No mesmo período, o programa de reforma agrária só teve liberados 2,97% de R$ 1 bilhão que a lei do Orçamento reserva para o assentamento e a manutenção de 200 mil famílias. O programa está na lista das prioridades para 1995.
A pesquisa feita no Siafi pela assessoria da Câmara não computou nesse percentual gastos com funcionários e a manutenção da máquina do Incra (Instituto Nacional de Colonização e Reforma Agrária).
No Ministério da Agricultura, o custo com o funcionalismo já consumiu 63% do que estava previsto para o ano todo só no primeiro semestre. Não é um caso isolado.
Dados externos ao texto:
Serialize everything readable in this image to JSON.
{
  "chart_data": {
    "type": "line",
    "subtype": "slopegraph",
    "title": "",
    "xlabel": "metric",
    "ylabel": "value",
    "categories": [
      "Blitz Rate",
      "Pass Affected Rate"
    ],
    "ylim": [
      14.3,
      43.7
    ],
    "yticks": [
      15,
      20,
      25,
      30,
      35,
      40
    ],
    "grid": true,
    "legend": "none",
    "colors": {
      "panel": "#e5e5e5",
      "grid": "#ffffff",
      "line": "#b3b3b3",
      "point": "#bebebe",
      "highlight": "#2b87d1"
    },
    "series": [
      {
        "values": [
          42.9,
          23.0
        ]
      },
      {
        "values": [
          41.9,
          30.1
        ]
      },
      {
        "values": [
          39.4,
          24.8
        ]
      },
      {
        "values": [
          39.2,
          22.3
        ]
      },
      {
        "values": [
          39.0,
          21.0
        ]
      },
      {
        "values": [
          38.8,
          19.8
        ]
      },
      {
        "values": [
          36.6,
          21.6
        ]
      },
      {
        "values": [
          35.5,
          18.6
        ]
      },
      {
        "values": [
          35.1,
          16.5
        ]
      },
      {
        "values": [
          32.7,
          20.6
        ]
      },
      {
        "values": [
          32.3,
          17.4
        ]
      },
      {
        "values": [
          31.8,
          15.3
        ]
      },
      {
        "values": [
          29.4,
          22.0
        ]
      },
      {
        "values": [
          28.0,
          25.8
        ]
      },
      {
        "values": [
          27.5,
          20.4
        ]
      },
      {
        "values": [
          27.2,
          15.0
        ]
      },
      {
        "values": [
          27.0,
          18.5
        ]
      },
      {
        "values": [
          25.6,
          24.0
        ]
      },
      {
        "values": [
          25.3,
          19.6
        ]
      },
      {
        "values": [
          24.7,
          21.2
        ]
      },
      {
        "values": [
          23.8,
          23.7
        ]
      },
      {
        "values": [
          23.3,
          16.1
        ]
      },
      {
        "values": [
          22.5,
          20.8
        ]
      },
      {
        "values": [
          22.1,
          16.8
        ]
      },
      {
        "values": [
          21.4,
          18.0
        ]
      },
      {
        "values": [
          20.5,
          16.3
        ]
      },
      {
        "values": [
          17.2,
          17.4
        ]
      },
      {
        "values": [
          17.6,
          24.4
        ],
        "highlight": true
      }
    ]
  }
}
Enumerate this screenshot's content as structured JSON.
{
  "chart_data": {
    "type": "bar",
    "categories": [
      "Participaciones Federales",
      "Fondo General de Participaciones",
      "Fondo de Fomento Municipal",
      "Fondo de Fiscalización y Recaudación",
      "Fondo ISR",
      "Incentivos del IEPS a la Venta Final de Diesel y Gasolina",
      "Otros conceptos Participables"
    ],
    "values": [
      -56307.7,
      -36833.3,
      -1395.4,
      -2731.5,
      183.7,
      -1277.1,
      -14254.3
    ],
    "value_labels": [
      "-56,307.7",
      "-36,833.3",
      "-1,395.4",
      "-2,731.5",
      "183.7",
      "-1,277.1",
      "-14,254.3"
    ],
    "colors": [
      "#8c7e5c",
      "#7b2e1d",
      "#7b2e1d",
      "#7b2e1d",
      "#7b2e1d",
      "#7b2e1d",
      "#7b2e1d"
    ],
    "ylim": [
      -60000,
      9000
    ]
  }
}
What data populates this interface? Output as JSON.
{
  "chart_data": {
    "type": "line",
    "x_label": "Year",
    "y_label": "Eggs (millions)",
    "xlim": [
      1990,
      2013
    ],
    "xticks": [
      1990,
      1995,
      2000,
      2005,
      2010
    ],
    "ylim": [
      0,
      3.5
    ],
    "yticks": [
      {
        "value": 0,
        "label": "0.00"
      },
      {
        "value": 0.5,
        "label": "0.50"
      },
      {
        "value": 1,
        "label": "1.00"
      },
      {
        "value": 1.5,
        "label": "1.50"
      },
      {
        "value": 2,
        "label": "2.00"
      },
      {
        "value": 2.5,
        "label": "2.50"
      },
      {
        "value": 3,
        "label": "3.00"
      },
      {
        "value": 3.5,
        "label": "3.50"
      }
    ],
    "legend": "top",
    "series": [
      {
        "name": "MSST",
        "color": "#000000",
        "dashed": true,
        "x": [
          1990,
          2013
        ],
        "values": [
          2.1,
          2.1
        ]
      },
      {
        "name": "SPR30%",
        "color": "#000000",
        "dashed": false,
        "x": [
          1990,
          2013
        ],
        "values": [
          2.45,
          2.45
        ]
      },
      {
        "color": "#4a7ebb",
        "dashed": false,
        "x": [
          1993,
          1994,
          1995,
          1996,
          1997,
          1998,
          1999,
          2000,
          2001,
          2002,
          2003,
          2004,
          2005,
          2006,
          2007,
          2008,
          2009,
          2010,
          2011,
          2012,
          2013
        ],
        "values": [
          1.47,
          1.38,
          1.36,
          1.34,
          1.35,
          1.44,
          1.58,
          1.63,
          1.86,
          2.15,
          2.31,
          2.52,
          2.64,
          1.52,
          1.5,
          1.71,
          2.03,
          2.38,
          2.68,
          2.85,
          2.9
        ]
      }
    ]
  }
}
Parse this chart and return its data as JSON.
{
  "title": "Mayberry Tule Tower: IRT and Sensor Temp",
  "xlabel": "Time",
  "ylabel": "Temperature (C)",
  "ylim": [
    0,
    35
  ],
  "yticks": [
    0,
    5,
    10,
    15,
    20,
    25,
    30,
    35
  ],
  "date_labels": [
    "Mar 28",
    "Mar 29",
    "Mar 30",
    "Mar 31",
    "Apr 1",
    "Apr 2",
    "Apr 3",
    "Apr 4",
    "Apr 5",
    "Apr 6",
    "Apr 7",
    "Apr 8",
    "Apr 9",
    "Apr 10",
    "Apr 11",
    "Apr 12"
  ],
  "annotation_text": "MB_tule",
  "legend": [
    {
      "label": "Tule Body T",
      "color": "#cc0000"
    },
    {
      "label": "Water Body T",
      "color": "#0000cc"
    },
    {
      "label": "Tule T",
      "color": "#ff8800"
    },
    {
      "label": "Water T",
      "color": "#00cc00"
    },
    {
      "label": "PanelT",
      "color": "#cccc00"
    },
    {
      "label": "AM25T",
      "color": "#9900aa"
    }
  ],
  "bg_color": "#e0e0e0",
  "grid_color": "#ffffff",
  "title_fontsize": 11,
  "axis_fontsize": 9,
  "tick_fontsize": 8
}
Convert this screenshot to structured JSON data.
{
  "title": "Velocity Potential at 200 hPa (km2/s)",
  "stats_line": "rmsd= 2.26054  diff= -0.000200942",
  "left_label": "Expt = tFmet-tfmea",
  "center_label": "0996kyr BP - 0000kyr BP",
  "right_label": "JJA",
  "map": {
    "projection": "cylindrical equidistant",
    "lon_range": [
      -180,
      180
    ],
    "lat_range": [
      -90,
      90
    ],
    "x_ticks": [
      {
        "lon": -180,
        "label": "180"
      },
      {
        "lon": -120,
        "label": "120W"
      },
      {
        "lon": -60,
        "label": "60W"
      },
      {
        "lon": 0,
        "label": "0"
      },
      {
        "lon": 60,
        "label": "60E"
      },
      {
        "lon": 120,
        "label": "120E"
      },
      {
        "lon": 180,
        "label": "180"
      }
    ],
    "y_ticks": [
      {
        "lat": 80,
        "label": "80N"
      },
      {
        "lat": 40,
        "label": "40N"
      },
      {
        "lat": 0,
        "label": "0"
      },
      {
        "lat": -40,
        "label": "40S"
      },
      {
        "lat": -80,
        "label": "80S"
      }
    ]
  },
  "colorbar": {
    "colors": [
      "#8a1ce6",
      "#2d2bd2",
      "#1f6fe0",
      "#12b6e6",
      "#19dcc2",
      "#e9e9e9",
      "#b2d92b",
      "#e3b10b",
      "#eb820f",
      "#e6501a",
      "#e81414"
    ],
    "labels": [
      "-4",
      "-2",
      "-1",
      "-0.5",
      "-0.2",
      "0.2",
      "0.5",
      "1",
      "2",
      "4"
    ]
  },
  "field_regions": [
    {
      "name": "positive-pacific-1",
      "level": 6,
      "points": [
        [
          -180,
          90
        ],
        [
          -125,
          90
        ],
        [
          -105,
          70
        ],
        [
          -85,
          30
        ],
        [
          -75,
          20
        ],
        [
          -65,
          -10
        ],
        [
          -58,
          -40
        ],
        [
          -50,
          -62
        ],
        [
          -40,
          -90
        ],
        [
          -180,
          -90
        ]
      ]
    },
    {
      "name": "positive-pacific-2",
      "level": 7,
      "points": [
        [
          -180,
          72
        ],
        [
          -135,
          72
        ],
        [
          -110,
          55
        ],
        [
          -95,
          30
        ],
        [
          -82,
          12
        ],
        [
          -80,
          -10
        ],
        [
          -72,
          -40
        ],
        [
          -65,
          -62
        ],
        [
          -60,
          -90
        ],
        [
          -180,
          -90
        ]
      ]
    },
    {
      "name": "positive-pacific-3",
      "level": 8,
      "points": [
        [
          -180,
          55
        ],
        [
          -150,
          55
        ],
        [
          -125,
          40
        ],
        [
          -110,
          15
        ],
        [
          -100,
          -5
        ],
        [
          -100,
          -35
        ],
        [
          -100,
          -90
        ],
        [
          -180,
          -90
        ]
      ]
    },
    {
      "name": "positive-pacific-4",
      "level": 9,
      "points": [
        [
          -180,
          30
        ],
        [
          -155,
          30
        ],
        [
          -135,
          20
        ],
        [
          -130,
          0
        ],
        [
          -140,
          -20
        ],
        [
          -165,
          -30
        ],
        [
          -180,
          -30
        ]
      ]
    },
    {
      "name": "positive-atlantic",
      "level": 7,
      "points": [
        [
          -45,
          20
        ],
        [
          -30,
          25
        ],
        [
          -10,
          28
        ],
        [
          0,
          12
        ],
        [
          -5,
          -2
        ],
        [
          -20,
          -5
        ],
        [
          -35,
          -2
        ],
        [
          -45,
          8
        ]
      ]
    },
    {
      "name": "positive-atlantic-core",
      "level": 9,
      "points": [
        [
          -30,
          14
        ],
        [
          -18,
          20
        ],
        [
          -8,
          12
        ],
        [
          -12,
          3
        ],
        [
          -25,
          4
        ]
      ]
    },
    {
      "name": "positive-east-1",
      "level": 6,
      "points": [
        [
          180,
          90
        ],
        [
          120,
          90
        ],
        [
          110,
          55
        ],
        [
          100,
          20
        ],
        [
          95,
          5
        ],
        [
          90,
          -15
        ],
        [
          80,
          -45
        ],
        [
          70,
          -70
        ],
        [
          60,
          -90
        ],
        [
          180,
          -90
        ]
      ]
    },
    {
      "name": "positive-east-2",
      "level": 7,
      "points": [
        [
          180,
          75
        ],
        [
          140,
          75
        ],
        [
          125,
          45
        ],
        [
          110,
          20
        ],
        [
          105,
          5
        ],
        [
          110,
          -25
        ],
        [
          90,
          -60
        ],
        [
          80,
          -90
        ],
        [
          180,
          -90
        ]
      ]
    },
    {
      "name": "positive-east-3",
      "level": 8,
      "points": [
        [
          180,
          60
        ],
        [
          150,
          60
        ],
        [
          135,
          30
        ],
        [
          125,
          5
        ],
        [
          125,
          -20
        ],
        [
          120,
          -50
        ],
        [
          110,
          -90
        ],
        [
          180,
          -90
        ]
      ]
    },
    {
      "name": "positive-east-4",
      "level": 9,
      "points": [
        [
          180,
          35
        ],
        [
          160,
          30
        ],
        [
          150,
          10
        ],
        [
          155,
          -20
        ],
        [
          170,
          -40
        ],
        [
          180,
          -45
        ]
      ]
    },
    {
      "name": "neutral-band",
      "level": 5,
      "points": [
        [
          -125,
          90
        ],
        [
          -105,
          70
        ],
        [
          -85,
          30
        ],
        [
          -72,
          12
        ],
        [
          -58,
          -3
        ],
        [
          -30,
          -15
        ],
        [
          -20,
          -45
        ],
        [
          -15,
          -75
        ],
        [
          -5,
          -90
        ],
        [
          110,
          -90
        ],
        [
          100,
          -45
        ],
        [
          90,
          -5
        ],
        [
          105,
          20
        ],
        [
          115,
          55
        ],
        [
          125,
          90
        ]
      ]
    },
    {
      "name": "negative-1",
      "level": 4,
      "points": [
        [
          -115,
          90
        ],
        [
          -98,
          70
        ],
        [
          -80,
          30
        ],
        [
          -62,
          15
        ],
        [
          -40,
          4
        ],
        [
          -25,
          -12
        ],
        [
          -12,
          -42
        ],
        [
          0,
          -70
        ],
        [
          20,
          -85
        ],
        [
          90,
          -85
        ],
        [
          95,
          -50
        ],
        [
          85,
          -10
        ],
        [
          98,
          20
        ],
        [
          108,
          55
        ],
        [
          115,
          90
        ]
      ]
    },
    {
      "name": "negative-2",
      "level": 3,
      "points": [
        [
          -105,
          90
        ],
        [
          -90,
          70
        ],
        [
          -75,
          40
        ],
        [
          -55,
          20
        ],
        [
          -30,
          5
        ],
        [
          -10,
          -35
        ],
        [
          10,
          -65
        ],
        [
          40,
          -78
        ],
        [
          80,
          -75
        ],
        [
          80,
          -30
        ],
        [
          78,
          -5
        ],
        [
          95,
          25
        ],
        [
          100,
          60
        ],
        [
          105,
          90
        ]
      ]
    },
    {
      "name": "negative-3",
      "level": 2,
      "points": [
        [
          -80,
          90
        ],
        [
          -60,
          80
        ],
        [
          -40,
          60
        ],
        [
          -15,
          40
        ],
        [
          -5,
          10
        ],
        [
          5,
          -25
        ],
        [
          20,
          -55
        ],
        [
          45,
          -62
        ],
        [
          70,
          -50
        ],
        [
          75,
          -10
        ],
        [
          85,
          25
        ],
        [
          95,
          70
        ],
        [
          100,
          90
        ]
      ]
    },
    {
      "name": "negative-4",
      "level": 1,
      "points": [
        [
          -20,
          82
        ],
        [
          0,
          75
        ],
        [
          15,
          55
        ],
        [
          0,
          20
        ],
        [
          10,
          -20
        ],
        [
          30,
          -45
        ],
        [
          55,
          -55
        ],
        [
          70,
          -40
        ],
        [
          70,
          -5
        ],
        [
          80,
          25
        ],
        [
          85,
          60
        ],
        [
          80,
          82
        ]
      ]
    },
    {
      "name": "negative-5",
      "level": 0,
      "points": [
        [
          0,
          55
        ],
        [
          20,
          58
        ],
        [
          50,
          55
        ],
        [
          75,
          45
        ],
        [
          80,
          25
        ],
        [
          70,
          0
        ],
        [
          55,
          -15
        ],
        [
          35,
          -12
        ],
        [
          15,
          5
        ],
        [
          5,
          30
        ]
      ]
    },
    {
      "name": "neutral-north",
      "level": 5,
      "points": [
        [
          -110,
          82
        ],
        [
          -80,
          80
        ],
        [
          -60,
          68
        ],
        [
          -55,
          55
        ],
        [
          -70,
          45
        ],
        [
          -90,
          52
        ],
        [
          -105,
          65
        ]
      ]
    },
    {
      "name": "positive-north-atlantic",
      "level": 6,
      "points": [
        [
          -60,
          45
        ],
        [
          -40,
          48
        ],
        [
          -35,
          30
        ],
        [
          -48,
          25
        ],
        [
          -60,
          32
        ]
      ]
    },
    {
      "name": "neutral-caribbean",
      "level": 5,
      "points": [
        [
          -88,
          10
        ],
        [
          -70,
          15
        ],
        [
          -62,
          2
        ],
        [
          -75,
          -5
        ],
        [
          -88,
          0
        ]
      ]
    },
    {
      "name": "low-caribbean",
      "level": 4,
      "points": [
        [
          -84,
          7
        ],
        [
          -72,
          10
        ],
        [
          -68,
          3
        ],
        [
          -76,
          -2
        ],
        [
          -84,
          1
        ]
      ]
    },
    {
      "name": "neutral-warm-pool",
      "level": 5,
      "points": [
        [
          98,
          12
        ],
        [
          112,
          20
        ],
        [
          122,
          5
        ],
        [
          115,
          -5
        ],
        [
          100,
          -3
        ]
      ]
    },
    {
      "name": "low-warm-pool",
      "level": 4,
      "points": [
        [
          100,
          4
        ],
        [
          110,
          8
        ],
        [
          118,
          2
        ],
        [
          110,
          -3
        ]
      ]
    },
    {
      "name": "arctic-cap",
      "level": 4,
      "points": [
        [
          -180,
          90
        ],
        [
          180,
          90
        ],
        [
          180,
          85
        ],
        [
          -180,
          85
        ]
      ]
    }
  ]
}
A situação se repete em quase todas as pastas e é um dos motivos apontados pelo governo para sacrificar muitos investimentos ou programas considerados prioritários. Primeiro, são pagas as dívidas da União, os salários do funcionalismo e as despesas do dia-a-dia dos ministérios. O resto fica com o que sobra disso.
No mesmo Ministério da Agricultura, as metas dos programas de controle de qualidade da produção agropecuária dificilmente serão cumpridas diante do ritmo lento de liberações.
O Ministério da Saúde é apontado pela equipe econômica como exemplo de onde o "aperto" é menor. Seria uma espécie de privilegiado. Mas o dinheiro é consumido quase todo com o pagamento de consultas e internações, funcionários e aposentados. Resultado: várias das prioridades listadas na área também deverão ficar no papel da lei orçamentária.
Atividades na área de infra-estrutura de saneamento básico, que deveriam atender 1 milhão de famílias, só gastaram, no primeiro semestre, 5,55% da verba prevista no Orçamento (R$ 31,1 milhões). Também seguiram devagar, quase parando, programas de abastecimento de água e esgoto.
Uma parte dos gastos com a merenda escolar pode ter sido feita por meio de uma operação financeira informal, sem o controle do Siafi, informou o secretário do Tesouro, Murilo Portugal.